Signs similar to the one on the Little A'Le'Inn's potty door peppered the low hills, as well.
USE OF DEADLY FORCE AUTHORIZED
seeming to stand out in the decreasing light down here. Up there, the sky began to glitter.

Bradone crawled up a forbidden incline and sat next to an orangish post. “Don't worry, Charlie, I'm not trespassing until I step around this stake. Enjoy the night sky.”

“So, what are we waiting for? I demand we get back to Vegas tonight. I'm not kidding.”

“This is what we're waiting for.”

“This” was the thrashing blades of a helicopter.

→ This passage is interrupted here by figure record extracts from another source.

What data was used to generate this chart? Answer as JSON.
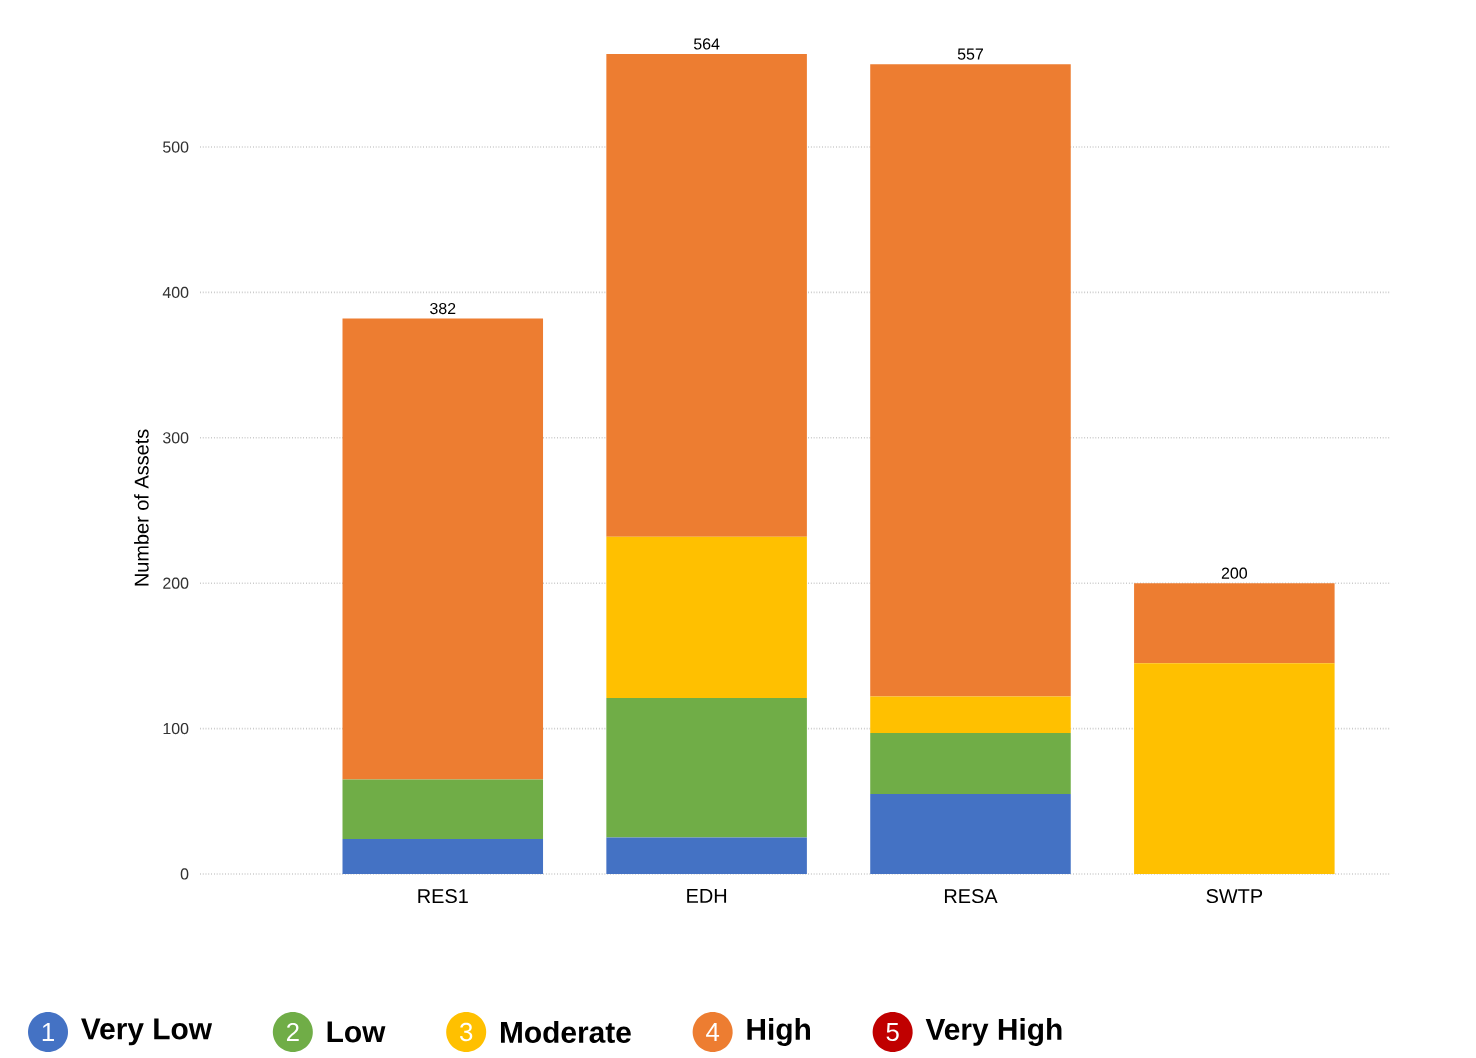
{
  "chart_data": {
    "type": "bar",
    "stacked": true,
    "ylabel": "Number of Assets",
    "categories": [
      "RES1",
      "EDH",
      "RESA",
      "SWTP"
    ],
    "series": [
      {
        "name": "Very Low",
        "color": "#4472c4",
        "values": [
          24,
          25,
          55,
          0
        ]
      },
      {
        "name": "Low",
        "color": "#70ad47",
        "values": [
          41,
          96,
          42,
          0
        ]
      },
      {
        "name": "Moderate",
        "color": "#ffc000",
        "values": [
          0,
          111,
          25,
          145
        ]
      },
      {
        "name": "High",
        "color": "#ed7d31",
        "values": [
          317,
          332,
          435,
          55
        ]
      },
      {
        "name": "Very High",
        "color": "#c00000",
        "values": [
          0,
          0,
          0,
          0
        ]
      }
    ],
    "totals": [
      "382",
      "564",
      "557",
      "200"
    ],
    "ylim": [
      0,
      564
    ],
    "yticks": [
      0,
      100,
      200,
      300,
      400,
      500
    ],
    "grid": "y",
    "legend": "bottom",
    "annotations": [
      "1",
      "2",
      "3",
      "4",
      "5"
    ]
  }
}
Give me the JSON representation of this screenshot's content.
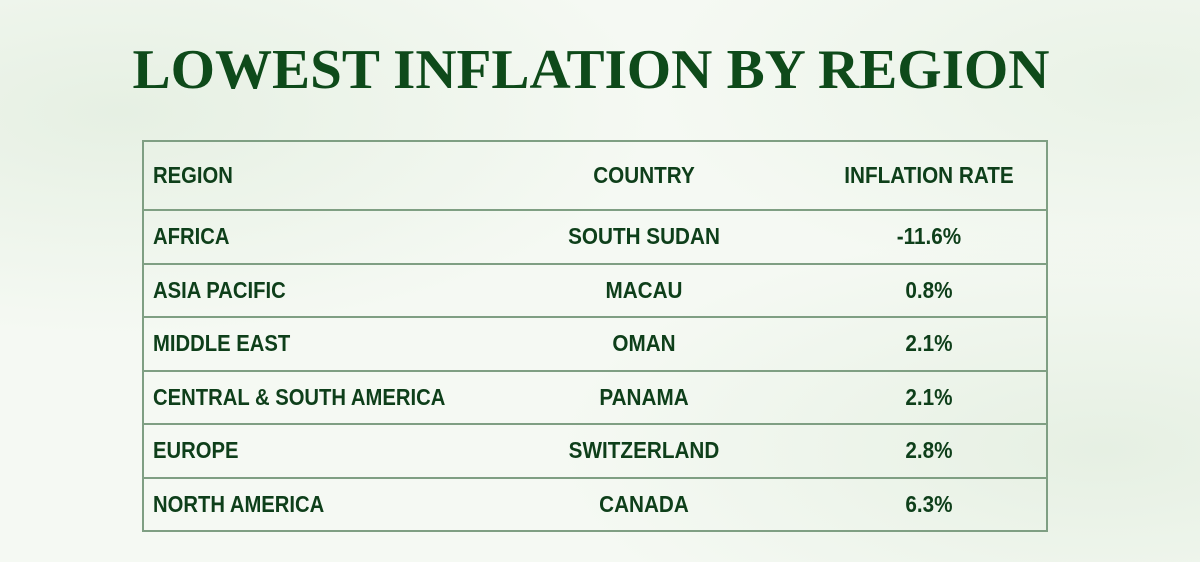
{
  "header": {
    "title": "LOWEST INFLATION BY REGION"
  },
  "table": {
    "columns": [
      "REGION",
      "COUNTRY",
      "INFLATION RATE"
    ],
    "rows": [
      [
        "AFRICA",
        "SOUTH SUDAN",
        "-11.6%"
      ],
      [
        "ASIA PACIFIC",
        "MACAU",
        "0.8%"
      ],
      [
        "MIDDLE EAST",
        "OMAN",
        "2.1%"
      ],
      [
        "CENTRAL & SOUTH AMERICA",
        "PANAMA",
        "2.1%"
      ],
      [
        "EUROPE",
        "SWITZERLAND",
        "2.8%"
      ],
      [
        "NORTH AMERICA",
        "CANADA",
        "6.3%"
      ]
    ]
  }
}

Which weren't nearly as noisy as the squealing, swearing, laughing figures who came charging over the incline and past Bradone, shoving Charlie aside. Two women and five men and everyone of them sporting video cameras on straps around their necks.

“Out of here,” a guy roared in her ear, and before Charlie could control her surprise, the helicopter blades above threw grit in her contact lenses. Three vehicles almost ran her down in their haste to turn around and head “out of here.” The nutty astrologer pushed her back into the white Cherokee.

“Show time,” Bradone yelled, and gunned the Jeep to follow the other trespassers.

Charlie, busy trying to find eyedrops in her purse, didn't realize they were not staying on the gravel road that eventually met the paved highway like the vehicles ahead of them until the Cherokee bucked like a tortured rodeo bull and she and her purse and her eyedrops landed on the floor under the dash.

She yelled, pleaded, and swore before Bradone hit the brakes and the bucking stopped. “Get back in your seat,” she said patiently, “and this time, put on your seat belt.”

Before Charlie could regain her seat and composure, she found herself deserted. The dash and headlights were out. Only a small button stayed lighted on the dash. Suddenly, it went out too. No helicopter hovered above. They were obviously off the road and the keys were not in the ignition.